Les ministres des Finances ainsi que les gouverneurs de Banques centrales des pays du G20 se réunissaient virtuellement ce 7 avril. En plus de l’aide aux pays pauvres, les participants devaient débattre de la proposition de la nouvelle secrétaire au Trésor des Etats-Unis, Janet Yellen, qui souhaite négocier un taux d’imposition minimum des sociétés au niveau mondial. En début de semaine, elle avait expliqué vouloir ainsi mettre fin à «30 ans de course à la baisse des taux d'imposition des sociétés».
Le projet américain consisterait, dans le cas où des entreprises auraient établi des filiales dans un pays à faible niveau d’imposition, à taxer leurs bénéfices au-delà du taux local en établissant un taux minimum d'imposition à l'échelle internationale. Le but serait, sans dicter aux Etats leur politique fiscale, de réduire l’avantage pour les multinationales de choisir de domicilier leurs bénéfices dans les pays les plus accueillants.
Les Etats-Unis, tout comme les économies développées, cherchent aussi à taxer les revenus provenant de sources intangibles telles que les brevets pharmaceutiques, les logiciels et les redevances sur la propriété intellectuelle, qui eux aussi sont souvent rapatriés vers des structures domiciliées dans les pays présentant la fiscalité la plus attractive.
L’administration Trump avait déjà ouvert la voie avec la fiscalité sur les GILTI, acronyme – à prononcer «guilty» – de Revenu global intangible faiblement taxé, qui prévoyait un taux de 10,5%, soit la moitié du taux d’imposition aux Etats-Unis, ramené à 21% après la grande réforme fiscale de 2017.
Vers un taux minimal à 21% ?
La nouvelle administration, qui souhaite relever le taux d’imposition des sociétés aux Etats-Unis à 28%, pencherait plutôt pour un taux minimum global de 21%. De plus, alors que l’administration précédente avait fait le choix d’une réforme strictement nationale taxant les «revenus intangibles» des seules entreprises à capital américain, la nouvelle administration semble privilégier la piste d’un accord mondial avec les 140 Etats participants à la démarche lancée par l’Organisation de coopération et de développement économiques (OCDE).
Olaf Schulz, le ministre allemand des Finances, s’est d’ores et déjà déclaré «ravi» de cette initiative et a dit être persuadé qu’elle permettrait de mettre un terme «à la course mondiale vers le bas en matière de fiscalité». Il a ajouté que tout accord devrait inclure des règles sur la façon de taxer les entreprises transfrontalières des géants de la technologie numérique, ce qui constitue le deuxième objectif des négociations fiscales internationales parallèlement en cours à l’OCDE.
Le ministre français des Finances, Bruno Le Maire, qui s'était heurté à l'administration de l'ancien président américain Donald Trump à propos de la fiscalité internationale, a déclaré à son tour qu'il se félicitait de la proposition de Janet Yellen. «Un accord mondial sur la fiscalité internationale est désormais à portée de main.
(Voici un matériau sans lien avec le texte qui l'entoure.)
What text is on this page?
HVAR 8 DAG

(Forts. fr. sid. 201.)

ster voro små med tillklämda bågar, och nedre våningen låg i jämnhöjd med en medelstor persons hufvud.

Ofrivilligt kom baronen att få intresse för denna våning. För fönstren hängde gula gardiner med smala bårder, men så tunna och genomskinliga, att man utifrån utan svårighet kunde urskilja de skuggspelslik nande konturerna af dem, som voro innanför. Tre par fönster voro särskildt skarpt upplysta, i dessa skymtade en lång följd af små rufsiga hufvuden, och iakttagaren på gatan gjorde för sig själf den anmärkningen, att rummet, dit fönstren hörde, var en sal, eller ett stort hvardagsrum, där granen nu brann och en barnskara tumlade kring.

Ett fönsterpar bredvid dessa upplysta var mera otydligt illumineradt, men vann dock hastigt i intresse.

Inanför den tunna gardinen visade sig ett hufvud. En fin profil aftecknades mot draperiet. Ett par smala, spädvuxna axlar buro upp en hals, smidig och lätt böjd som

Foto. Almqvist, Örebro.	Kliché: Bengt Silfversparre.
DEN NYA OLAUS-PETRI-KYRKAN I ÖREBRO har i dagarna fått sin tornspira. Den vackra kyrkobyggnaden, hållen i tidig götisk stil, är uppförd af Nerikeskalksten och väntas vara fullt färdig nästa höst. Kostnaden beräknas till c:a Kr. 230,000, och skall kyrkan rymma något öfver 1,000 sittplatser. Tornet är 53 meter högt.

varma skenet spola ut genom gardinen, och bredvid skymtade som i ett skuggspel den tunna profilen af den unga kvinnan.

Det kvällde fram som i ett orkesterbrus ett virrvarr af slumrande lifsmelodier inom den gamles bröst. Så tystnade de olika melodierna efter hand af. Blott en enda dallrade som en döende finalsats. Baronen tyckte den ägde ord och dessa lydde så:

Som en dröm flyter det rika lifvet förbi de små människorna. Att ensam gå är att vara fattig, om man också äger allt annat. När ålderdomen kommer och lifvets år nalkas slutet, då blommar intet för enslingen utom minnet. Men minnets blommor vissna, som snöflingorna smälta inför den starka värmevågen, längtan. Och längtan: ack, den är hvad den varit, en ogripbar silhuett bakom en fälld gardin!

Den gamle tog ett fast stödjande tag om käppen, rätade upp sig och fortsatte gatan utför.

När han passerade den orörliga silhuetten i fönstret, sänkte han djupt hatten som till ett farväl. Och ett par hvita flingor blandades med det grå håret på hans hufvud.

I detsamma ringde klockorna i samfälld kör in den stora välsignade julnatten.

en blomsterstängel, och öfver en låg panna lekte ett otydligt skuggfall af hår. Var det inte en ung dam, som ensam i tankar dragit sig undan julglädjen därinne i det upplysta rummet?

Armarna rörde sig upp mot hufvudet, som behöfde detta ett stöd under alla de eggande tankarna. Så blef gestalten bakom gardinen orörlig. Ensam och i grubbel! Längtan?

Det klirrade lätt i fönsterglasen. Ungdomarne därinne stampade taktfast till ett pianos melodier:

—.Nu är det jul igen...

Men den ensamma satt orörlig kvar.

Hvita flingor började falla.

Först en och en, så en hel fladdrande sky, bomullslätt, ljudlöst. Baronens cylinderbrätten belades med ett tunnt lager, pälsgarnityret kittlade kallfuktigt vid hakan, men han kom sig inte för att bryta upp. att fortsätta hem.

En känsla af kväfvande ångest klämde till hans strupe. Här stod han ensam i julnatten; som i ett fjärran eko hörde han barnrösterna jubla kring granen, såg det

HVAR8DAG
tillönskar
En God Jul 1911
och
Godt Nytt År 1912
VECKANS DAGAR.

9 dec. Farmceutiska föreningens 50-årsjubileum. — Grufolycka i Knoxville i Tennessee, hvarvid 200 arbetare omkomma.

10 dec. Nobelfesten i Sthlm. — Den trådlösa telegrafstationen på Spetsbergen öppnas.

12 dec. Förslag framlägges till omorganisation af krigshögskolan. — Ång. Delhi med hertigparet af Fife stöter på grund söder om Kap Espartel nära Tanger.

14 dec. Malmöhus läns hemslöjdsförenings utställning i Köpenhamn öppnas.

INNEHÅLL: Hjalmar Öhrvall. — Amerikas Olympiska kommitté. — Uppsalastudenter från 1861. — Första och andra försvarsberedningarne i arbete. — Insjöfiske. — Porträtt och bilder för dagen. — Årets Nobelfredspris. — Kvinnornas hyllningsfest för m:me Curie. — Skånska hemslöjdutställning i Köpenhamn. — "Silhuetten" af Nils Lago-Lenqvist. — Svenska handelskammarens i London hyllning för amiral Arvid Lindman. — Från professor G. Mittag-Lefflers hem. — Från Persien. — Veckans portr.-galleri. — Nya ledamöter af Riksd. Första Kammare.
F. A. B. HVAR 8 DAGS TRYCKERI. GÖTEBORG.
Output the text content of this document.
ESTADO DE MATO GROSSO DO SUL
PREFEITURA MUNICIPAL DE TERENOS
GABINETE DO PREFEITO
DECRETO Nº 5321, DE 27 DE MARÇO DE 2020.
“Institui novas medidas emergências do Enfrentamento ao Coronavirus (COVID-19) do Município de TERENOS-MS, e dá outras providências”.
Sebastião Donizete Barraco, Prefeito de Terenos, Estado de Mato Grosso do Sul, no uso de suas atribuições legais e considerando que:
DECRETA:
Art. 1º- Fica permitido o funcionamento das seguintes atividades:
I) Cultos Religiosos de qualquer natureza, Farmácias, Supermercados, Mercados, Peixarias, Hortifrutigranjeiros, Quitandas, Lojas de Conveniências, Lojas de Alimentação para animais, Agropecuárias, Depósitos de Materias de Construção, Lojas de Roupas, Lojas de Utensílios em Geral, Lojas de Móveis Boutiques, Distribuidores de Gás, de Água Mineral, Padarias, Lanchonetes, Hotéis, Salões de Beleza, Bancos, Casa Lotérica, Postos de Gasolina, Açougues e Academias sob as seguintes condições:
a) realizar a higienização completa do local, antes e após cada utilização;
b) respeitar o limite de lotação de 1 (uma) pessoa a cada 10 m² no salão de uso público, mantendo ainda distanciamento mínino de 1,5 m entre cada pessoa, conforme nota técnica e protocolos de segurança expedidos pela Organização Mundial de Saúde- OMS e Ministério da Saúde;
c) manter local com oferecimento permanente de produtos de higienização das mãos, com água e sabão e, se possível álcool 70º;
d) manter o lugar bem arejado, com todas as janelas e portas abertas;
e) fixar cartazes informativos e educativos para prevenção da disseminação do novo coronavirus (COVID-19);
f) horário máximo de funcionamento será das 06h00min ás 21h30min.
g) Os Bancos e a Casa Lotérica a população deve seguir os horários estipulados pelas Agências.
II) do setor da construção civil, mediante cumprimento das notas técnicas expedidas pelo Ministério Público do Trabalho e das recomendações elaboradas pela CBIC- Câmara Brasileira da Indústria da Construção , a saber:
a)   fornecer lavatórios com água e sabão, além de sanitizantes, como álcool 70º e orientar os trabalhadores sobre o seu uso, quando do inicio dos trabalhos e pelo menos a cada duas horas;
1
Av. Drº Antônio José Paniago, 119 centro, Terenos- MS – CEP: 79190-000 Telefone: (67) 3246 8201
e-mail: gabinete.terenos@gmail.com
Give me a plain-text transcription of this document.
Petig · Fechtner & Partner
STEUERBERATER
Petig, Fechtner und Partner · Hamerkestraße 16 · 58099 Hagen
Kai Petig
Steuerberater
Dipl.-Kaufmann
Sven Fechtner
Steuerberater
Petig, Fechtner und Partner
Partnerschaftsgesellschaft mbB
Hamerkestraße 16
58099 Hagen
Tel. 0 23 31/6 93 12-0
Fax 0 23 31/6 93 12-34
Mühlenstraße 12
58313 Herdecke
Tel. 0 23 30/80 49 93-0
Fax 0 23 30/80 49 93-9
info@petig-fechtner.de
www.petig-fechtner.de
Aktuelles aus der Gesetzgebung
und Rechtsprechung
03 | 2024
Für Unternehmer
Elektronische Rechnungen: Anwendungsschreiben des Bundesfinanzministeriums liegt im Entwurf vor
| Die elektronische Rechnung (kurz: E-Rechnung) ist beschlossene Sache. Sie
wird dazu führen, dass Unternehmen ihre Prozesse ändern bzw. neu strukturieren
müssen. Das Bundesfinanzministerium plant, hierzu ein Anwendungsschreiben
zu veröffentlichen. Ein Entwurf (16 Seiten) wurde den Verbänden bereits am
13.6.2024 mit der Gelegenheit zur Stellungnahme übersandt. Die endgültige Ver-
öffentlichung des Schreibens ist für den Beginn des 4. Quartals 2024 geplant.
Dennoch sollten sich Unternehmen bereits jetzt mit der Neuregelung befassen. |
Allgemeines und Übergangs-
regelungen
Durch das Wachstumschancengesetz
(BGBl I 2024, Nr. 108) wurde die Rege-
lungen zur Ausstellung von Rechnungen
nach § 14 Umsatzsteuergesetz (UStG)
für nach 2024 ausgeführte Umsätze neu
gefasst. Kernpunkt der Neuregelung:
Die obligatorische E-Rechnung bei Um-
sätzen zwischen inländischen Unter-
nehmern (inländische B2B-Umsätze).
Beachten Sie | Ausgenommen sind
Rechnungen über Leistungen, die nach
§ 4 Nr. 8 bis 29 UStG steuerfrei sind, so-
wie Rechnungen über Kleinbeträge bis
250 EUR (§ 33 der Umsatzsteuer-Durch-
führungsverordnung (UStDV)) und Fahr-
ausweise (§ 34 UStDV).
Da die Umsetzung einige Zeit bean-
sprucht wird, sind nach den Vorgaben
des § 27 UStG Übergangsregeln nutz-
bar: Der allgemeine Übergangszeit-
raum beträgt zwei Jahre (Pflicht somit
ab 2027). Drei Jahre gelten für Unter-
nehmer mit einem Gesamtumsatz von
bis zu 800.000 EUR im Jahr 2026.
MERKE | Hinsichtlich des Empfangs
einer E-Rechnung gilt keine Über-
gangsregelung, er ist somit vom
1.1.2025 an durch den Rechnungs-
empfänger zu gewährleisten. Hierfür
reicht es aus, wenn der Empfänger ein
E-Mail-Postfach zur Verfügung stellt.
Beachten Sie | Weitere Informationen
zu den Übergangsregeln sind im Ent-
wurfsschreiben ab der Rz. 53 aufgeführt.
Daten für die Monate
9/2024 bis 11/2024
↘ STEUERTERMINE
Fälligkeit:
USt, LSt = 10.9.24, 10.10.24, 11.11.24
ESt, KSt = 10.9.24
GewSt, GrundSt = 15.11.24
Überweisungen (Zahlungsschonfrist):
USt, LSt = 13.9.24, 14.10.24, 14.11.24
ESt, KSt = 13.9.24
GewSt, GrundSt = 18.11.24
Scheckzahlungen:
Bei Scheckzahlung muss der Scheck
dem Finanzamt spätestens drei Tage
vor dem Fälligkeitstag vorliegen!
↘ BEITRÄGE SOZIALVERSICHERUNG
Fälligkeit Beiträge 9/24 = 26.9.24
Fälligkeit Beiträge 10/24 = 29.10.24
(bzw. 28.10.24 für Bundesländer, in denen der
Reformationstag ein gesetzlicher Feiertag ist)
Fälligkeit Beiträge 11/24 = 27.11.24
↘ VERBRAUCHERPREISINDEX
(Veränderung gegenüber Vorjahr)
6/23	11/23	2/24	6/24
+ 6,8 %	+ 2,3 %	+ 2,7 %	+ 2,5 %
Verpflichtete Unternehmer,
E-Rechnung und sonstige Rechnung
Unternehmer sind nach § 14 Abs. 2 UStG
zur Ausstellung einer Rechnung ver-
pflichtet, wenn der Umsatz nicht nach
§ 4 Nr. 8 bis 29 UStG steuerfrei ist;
Nous devons saisir cette opportunité historique», a-t-il déclaré.
En coulisses, une source à Bercy a déclaré à Reuters que la proposition de Janet Yellen ajouterait une impulsion aux négociations de l'OCDE. «Nous pensons que le changement de position de l'administration américaine [qui s’était retirée en juin des négociations de l’OCDE] peut donner un nouveau souffle aux négociations avec les pays européens avec des taux extrêmement bas», a ajouté sous couvert d'anonymat cette source, dans une allusion transparente à l’Irlande.
Mauvaise nouvelle pour l'Irlande
En revanche, le ministre irlandais des Finances, Paschal Donohoe, s'est dit préoccupé par la manière dont un taux minimum mondial affecterait une économie plus petite comme celle de l'Irlande, qui a choisi un modèle à faible taux d'imposition (12,5%) pour attirer les investissements internationaux. Il a toutefois reconnu : «Les catalyseurs de ce changement ont été suralimentés par l'effet de la pandémie parce que les grandes économies du monde entier se concentrent désormais sur les moyens d’augmenter leurs recettes fiscales dans les années à venir.»
Enfin, l’Indo-américaine Gita Gopinath, chef économiste du Fonds monétaire international (FMI), a pour sa part exprimé le soutien de longue date de l’Institution monétaire à un impôt minimum, jugeant que l’optimisation fiscale était une «grande préoccupation» pour l’économie mondiale.
Pour autant, il semblait peu probable qu’un accord soit trouvé aujourd’hui et un projet de communiqué final consulté par Reuters se contentait de proclamer : «Nous poursuivrons notre coopération pour un système fiscal international équitable, durable et moderne à l'échelle mondiale.»